The Bertone crew thus left the underpinnings largely untouched and focused on reducing weight, and airflow management. Castriota has long been a firm believer in both, and the Mantide is the Batmobile and Star Wars rolled into one, a carbon fiber missile with such avant-garde lines that it in many ways it is a love it or hate it proposition. That doesn’t bother Castriota one bit, for he says he did it “to provoke a reaction.”
And provoke it does, particularly when mashing the right pedal. After ducking under the butterfly doors and slipping into the Spearco driver’s seat, I fire it up and we pull out onto a two-lane road that snakes its way through the picturesque valley where the Bertone works were located. It’s immediately apparent the Mantide wants to run hard but traffic holds us back so I soak up the surroundings and continue to check out the controls. The interior has a theme of a structure surrounding you, and there is a sweeping view out the front windscreen. The car’s high beltline is anything but claustrophobic, thanks to the glass roof and a smart use of red materials to break up what could be a sea of black.
Traffic finally vanishes and I get on it in second gear coming out of a roundabout. The accelerator is barely halfway down and already the rear tires are struggling to maintain grip. A quick shift into third and traffic is all but disappearing in the rearview mirror.
The accompanying soundtrack is just as mind-bending as the thrust. Back in the 1950 and ‘60s auto mags used to describe a Ferrari’s sound as “ripping canvas”; with the Mantide it’s as if you took that torn canvas and crossed it with a Maserati V8. I’ve never heard a Vette sound like this, and all I want to do is drop the hammer, again and again, to hear that banshee wail over and over.
Soon we’re approaching slower cars at an alarming pace so it is hard on the binders; Jason says the drilled ventilated ceramic discs are identical to those found on Ferrari’s ultra-trick, Enzo-based $2-million-plus FXX. The pedal bite is almost instantaneous as actual travel measured in millimeters, giving marvelous feel as to what the binders are doing.
After comfortably pottering for a few minutes behind other cars, the road opens up as far as I can see. Castriota claims the Mantide is 200 pounds lighter than a stock ZR1 and it would be easy to lay down several hundred meters of black strips, but I want to feel the actual acceleration and not tires melting. In second gear I get on it, and no sooner is the pedal half to two-thirds the way down than the tires are again struggling for grip.
Built for Drama
This adds to the drama of it all, the rear end twitching as that ripping canvas bellow overwhelms the cockpit. Running up over 6000 rpm I shift into third and finally, the throttle hits the floor. The car leaps forward, the nose staying level. I look at Jason and say, “Keep the tires connected with this and a 599 would be toast.” He simply grins as he already knows that.

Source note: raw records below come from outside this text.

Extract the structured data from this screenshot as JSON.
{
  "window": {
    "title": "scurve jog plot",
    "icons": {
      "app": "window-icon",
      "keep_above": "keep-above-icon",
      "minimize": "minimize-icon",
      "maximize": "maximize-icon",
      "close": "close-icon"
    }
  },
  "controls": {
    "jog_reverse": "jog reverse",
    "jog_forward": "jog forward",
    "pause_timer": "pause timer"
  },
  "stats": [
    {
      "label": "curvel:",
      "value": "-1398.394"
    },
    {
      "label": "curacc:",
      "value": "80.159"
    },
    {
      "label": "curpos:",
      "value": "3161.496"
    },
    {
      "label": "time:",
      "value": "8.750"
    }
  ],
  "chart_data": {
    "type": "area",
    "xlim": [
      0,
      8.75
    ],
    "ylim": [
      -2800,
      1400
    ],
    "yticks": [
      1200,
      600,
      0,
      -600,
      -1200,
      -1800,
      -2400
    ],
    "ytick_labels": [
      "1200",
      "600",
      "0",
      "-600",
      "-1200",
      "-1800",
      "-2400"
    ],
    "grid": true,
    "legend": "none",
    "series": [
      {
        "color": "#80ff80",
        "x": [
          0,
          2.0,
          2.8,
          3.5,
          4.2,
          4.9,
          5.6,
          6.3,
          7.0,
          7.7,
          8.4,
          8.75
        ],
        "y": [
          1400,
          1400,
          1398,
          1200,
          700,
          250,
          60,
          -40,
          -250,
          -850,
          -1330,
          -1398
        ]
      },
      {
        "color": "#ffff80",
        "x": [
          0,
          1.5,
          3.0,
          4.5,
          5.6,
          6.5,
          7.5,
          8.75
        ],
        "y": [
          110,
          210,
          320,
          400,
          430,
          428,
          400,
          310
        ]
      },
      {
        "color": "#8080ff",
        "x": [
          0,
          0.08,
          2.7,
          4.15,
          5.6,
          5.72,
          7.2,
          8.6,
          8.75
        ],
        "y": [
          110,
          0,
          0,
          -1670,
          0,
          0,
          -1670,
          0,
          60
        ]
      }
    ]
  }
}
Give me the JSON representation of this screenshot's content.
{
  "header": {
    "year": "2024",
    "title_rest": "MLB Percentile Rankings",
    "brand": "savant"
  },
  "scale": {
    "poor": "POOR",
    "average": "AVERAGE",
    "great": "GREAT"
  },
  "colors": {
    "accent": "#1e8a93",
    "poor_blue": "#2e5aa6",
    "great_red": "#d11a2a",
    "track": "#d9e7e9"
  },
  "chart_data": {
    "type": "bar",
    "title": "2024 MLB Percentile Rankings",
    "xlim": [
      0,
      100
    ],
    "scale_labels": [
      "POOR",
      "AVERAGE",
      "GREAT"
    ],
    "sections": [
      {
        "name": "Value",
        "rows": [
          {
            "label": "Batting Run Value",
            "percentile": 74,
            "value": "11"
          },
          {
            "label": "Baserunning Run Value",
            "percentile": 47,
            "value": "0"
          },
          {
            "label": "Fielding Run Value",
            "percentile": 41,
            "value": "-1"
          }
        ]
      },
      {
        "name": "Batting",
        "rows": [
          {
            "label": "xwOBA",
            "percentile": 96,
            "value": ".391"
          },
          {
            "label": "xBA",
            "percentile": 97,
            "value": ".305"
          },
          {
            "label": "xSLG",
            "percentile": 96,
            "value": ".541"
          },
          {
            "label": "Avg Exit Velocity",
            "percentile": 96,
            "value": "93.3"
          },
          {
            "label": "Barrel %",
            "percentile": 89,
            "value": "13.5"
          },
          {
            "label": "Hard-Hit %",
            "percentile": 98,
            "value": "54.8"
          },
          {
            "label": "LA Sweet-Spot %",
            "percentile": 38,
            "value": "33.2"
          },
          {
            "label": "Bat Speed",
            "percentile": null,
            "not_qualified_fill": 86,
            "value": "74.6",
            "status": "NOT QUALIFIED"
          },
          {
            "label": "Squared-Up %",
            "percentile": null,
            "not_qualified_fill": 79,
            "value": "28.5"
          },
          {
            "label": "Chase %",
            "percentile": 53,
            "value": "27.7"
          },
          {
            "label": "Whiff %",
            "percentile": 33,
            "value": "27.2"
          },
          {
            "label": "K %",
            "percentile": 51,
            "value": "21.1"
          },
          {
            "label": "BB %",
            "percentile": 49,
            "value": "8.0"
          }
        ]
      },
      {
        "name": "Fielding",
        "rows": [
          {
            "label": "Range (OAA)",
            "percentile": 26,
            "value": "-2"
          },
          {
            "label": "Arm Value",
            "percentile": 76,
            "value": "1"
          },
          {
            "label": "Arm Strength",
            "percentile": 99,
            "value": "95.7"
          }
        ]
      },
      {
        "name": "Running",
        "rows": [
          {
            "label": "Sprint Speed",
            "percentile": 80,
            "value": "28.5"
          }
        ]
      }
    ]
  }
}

We surge past 100 mph on the two-lane road and settle in at a good triple-digit pace, and there is nary a breeze coming into the car even though both windows are completely down. “No surprise there,” Castriota responds. “The aerodynamics are that efficient.”
While the Mantide is a ballistic missile of the first order, it never beats you up. GM’s Magnetic Selective Ride Control suspension’s magneto-rheological shocks are like those found on the 599, the steering is supple and precise at all speeds, and the ride is firm but never jarring.
This is truly an all-around sports/GT of the first order, and after my drive I find myself gazing at the Mantide, completely stupefied. Whether you are looking inside or out, it seems incomprehensible that a Corvette lurks under there; it’s that different.
“And that,” Castriota summarizes, “is the car’s magic.”